Indiana physicians group cites a natural leader 

Dr. Risheet Patel ’01 talks fast. That may be a reflection of an always-active inner drive that has led to an impressive, though still nascent career as a physician.

Patel was raised in Indianapolis and entered Union College in 1997 as part of the then seven-year Leadership in Medicine program with Albany Medical College. That program, which now requires four years at Union, allowed Patel to complete a double major in biology and French before tackling four years of medical school.

Dr. Risheet Patel '01 treats patients in a village in Uganda in 2003. For fall 2007 Union College magazine.

After graduation from medical school, Patel moved on to residency with the Community Health Network Family Medicine Residency program, based in Indianapolis. Today, he’s in his first year as a family practice doctor at Olio Road Family Care in Fishers, Ind. And in late July, Patel was honored with the Indiana Academy of Family Physicians Outstanding Resident Award. The award is presented annually to a family practice resident who shows exceptional interest and involvement in family medical care and exemplifies the best qualities of a family doctor.

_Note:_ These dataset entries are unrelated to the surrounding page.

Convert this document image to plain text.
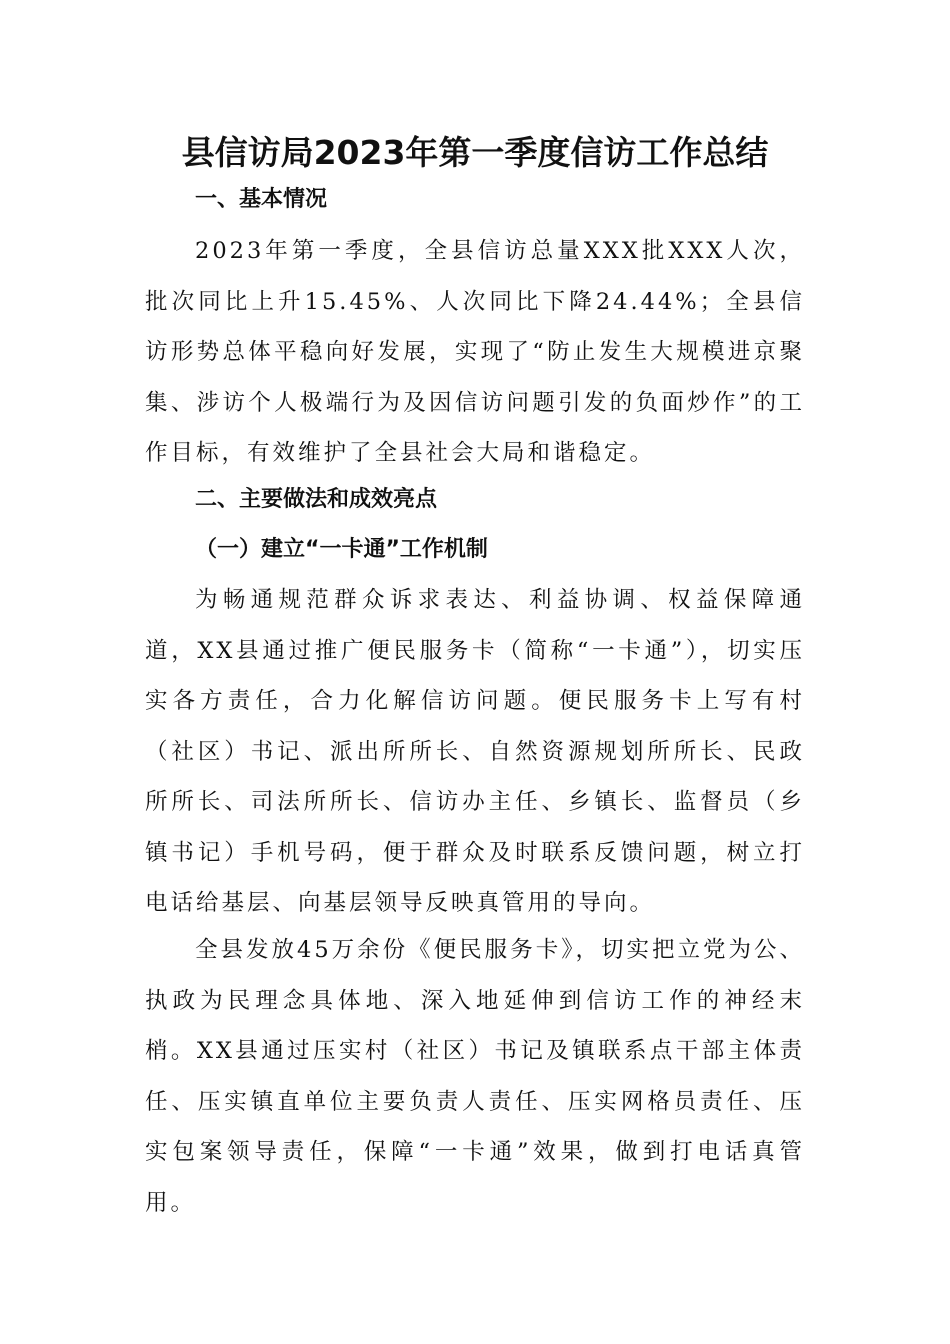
县信访局2023年第一季度信访工作总结
一、基本情况
2023年第一季度，全县信访总量XXX批XXX人次，批次同比上升15.45%、人次同比下降24.44%；全县信访形势总体平稳向好发展，实现了“防止发生大规模进京聚集、涉访个人极端行为及因信访问题引发的负面炒作”的工作目标，有效维护了全县社会大局和谐稳定。
二、主要做法和成效亮点
（一）建立“一卡通”工作机制
为畅通规范群众诉求表达、利益协调、权益保障通道，XX县通过推广便民服务卡（简称“一卡通”），切实压实各方责任，合力化解信访问题。便民服务卡上写有村（社区）书记、派出所所长、自然资源规划所所长、民政所所长、司法所所长、信访办主任、乡镇长、监督员（乡镇书记）手机号码，便于群众及时联系反馈问题，树立打电话给基层、向基层领导反映真管用的导向。
全县发放45万余份《便民服务卡》，切实把立党为公、执政为民理念具体地、深入地延伸到信访工作的神经末梢。XX县通过压实村（社区）书记及镇联系点干部主体责任、压实镇直单位主要负责人责任、压实网格员责任、压实包案领导责任，保障“一卡通”效果，做到打电话真管用。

The organization described Patel as: “A natural leader who has made a lasting impression on patients, students, fellow residents and teachers in just a few short years. He has been an ambassador for the specialty and a pillar in his community. Though cognizant of the importance of the physician-patient relationship, Dr. Patel sees beyond the walls of his residency and new practice, recognizing the responsibility that he is faced with in the greater community.”  

That storyline is common to a set of pre-med students who earned a Union College degree and later became doctors and leaders in their field. Patel, like other physicians with Union roots, credits study abroad and a liberal arts education with broadening his professional interests and improving his bedside manner.

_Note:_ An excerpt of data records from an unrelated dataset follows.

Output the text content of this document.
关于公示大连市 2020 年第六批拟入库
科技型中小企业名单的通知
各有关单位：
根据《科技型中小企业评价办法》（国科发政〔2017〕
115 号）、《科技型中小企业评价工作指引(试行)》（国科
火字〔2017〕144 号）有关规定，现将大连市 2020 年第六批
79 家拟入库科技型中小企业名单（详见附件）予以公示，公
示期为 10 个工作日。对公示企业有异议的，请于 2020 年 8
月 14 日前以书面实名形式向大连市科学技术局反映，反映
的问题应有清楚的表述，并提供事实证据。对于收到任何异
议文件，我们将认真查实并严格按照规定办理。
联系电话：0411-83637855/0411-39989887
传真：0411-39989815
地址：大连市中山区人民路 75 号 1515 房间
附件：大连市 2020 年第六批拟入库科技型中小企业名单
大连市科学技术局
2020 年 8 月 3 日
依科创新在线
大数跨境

“Half of my job is communicating with patients and getting to know them. Obviously, I am diagnosing and treating them too,” Patel said. “But if I can communicate and relate with them better, that allows us to have a better relationship. Then, patients tend to do the things I ask them to do.”

Patel completed a term abroad in Rennes, France, studying French in the fall of 1999. That international experience came a few years before Patel joined a group of 13 Albany Med students on a medical mission in Kenya and Uganda in 2003. The students visited small villages and gave basic care.

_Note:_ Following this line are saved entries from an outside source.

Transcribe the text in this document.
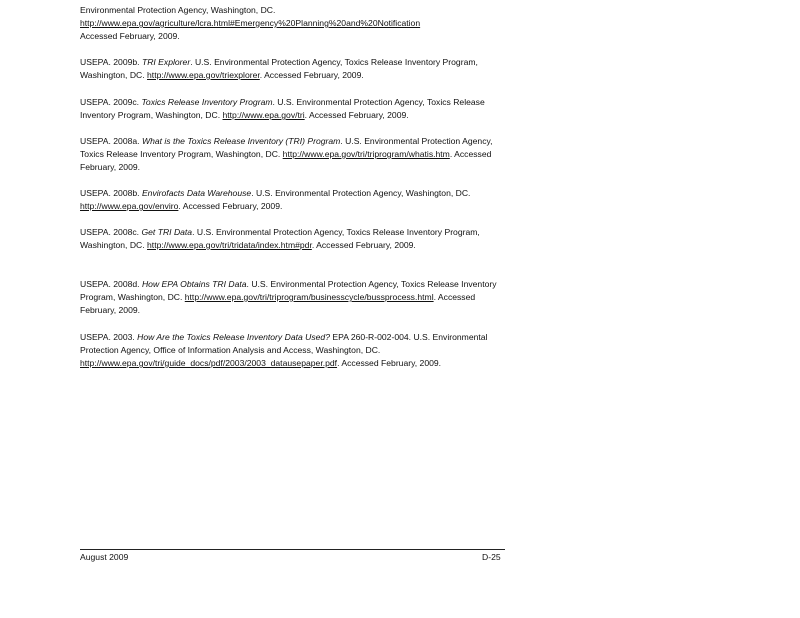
Environmental Protection Agency, Washington, DC.
http://www.epa.gov/agriculture/lcra.html#Emergency%20Planning%20and%20Notification
Accessed February, 2009.

USEPA. 2009b. TRI Explorer. U.S. Environmental Protection Agency, Toxics Release Inventory Program, Washington, DC. http://www.epa.gov/triexplorer. Accessed February, 2009.

USEPA. 2009c. Toxics Release Inventory Program. U.S. Environmental Protection Agency, Toxics Release Inventory Program, Washington, DC. http://www.epa.gov/tri. Accessed February, 2009.

USEPA. 2008a. What is the Toxics Release Inventory (TRI) Program. U.S. Environmental Protection Agency, Toxics Release Inventory Program, Washington, DC. http://www.epa.gov/tri/triprogram/whatis.htm. Accessed February, 2009.

USEPA. 2008b. Envirofacts Data Warehouse. U.S. Environmental Protection Agency, Washington, DC. http://www.epa.gov/enviro. Accessed February, 2009.

USEPA. 2008c. Get TRI Data. U.S. Environmental Protection Agency, Toxics Release Inventory Program, Washington, DC. http://www.epa.gov/tri/tridata/index.htm#pdr. Accessed February, 2009.

USEPA. 2008d. How EPA Obtains TRI Data. U.S. Environmental Protection Agency, Toxics Release Inventory Program, Washington, DC. http://www.epa.gov/tri/triprogram/businesscycle/bussprocess.html. Accessed February, 2009.

USEPA. 2003. How Are the Toxics Release Inventory Data Used? EPA 260-R-002-004. U.S. Environmental Protection Agency, Office of Information Analysis and Access, Washington, DC. http://www.epa.gov/tri/guide_docs/pdf/2003/2003_datausepaper.pdf. Accessed February, 2009.

August 2009	D-25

“We just did not have the capability to treat everyone that we met. We really felt bad that we had to turn people away, but we had limitations to what we could do,” Patel said.

That was an early lesson in another area of interest for Patel: Aiding large populations by influencing public health policy. Patel has, along with the Indiana Academy of Family Physicians, taken up an effort to help create local laws to ban smoking in restaurants and public buildings. Unlike California and New York, Indiana has no statewide ban on smoking. Patel, 28, has appeared at town and city council meetings to testify about the public health benefits of smoking limitations.

“As a physician, you can treat people one at a time by seeing individual patients, but you can also affect thousands or millions of patients by working with public health policy,” Patel said.

Patel’s parents, though born in Kenya, hail from the Gujarat region in western India. His mother, Shobhna Patel, is a pharmacist and his father, Raj Patel, is a dentist. His sister, Reisha Patel, is now completing her final year at Albany Medical College.

“But I am the first physician in my family,” Patel joked.